Characteristic investigation of trilayered Cu/Al8011/Al1060 composite: Interface morphology, microstructure, and in-situ tensile deformation

Abstract

In this work, Cu/Al8011/Al1060 trilayered composite with an ultrathin copper layer was fabricated successfully by the hybrid process of cast-rolling and hot-roll-bonding. The effects of heat treatment were investigated on the microstructure and mechanical behavior of the composite. The results showed that annealing temperatures above 300 ​°C led to the formation of new intermetallic compounds that joined their initial counterparts. Also, the interface growth was fast above 340 ​°C. It was found that the annealing temperature of 320 ​°C led to the optimal tensile properties of the composite.

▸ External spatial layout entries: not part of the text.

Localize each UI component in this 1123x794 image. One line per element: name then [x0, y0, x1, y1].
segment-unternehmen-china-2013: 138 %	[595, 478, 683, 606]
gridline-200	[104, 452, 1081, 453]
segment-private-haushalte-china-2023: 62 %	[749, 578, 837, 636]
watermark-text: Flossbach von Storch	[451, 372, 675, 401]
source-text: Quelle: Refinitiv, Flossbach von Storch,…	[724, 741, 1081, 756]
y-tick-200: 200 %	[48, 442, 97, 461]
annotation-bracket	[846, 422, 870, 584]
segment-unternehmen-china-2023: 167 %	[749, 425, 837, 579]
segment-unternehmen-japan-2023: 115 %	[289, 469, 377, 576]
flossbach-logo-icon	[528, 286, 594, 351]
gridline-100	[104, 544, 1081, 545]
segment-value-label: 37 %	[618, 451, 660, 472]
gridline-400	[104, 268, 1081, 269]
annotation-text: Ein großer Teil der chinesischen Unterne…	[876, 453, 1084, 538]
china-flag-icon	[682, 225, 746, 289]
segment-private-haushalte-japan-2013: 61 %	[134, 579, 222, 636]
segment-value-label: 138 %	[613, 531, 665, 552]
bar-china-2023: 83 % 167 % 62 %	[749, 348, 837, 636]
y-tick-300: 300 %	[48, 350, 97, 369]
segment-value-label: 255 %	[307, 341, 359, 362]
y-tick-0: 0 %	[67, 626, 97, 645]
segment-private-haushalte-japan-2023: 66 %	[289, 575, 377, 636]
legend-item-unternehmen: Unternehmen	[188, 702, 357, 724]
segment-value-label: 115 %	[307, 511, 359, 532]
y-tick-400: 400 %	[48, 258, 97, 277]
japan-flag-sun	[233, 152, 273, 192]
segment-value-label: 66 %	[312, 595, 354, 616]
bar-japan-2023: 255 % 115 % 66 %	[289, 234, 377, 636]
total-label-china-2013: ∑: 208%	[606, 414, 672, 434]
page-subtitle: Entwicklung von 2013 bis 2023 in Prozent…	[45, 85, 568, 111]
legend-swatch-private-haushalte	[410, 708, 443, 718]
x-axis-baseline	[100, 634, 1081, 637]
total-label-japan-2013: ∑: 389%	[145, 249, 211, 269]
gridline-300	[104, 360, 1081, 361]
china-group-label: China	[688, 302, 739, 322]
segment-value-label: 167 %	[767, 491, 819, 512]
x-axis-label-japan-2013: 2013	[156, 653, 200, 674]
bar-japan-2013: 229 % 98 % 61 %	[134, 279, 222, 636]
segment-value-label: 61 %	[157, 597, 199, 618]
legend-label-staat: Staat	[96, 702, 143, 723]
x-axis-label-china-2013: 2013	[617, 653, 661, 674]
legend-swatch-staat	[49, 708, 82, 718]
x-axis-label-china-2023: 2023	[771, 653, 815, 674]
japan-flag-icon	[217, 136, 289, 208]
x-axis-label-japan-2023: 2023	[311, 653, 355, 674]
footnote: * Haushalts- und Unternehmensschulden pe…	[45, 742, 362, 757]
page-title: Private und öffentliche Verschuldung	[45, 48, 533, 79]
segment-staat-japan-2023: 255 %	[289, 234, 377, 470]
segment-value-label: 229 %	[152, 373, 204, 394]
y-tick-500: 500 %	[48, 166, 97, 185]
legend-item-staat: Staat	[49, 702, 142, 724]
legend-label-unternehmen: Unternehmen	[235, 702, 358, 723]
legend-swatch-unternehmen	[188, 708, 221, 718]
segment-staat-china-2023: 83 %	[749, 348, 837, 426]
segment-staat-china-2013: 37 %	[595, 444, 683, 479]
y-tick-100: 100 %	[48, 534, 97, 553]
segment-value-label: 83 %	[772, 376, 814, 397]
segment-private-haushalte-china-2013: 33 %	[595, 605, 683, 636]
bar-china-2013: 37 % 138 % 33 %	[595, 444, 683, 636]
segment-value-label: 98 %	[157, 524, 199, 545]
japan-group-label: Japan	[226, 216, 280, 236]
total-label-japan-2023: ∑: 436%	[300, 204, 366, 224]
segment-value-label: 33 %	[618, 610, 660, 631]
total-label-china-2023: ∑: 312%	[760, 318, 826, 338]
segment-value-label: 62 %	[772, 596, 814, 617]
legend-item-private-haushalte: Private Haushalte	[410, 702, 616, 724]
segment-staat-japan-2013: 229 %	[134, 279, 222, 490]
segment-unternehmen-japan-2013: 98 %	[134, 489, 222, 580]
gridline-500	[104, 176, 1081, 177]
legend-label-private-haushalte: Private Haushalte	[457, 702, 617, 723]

Through rolling, hard-brittle IMCs imposed intense plastic strains on the surrounding regions, resulting in further grain refinement of both metals in the vicinity of the interface. Although the kernel average misorientation of the trilayered composite was almost identical with the Cu/Al8011 bimetal, its amount was considerably decreased after heat treatment, as the distorted structure changed into a nearly strain-free one using the restoration phenomenon. The SEM-based in-situ tensile test showed that crack initiation occurred within the IMCs and propagated into the Cu strip, leading to its early fracture. However, the strength-displacement curve during in-situ tensile deformation did not decrease significantly due to the ultrathin copper layer.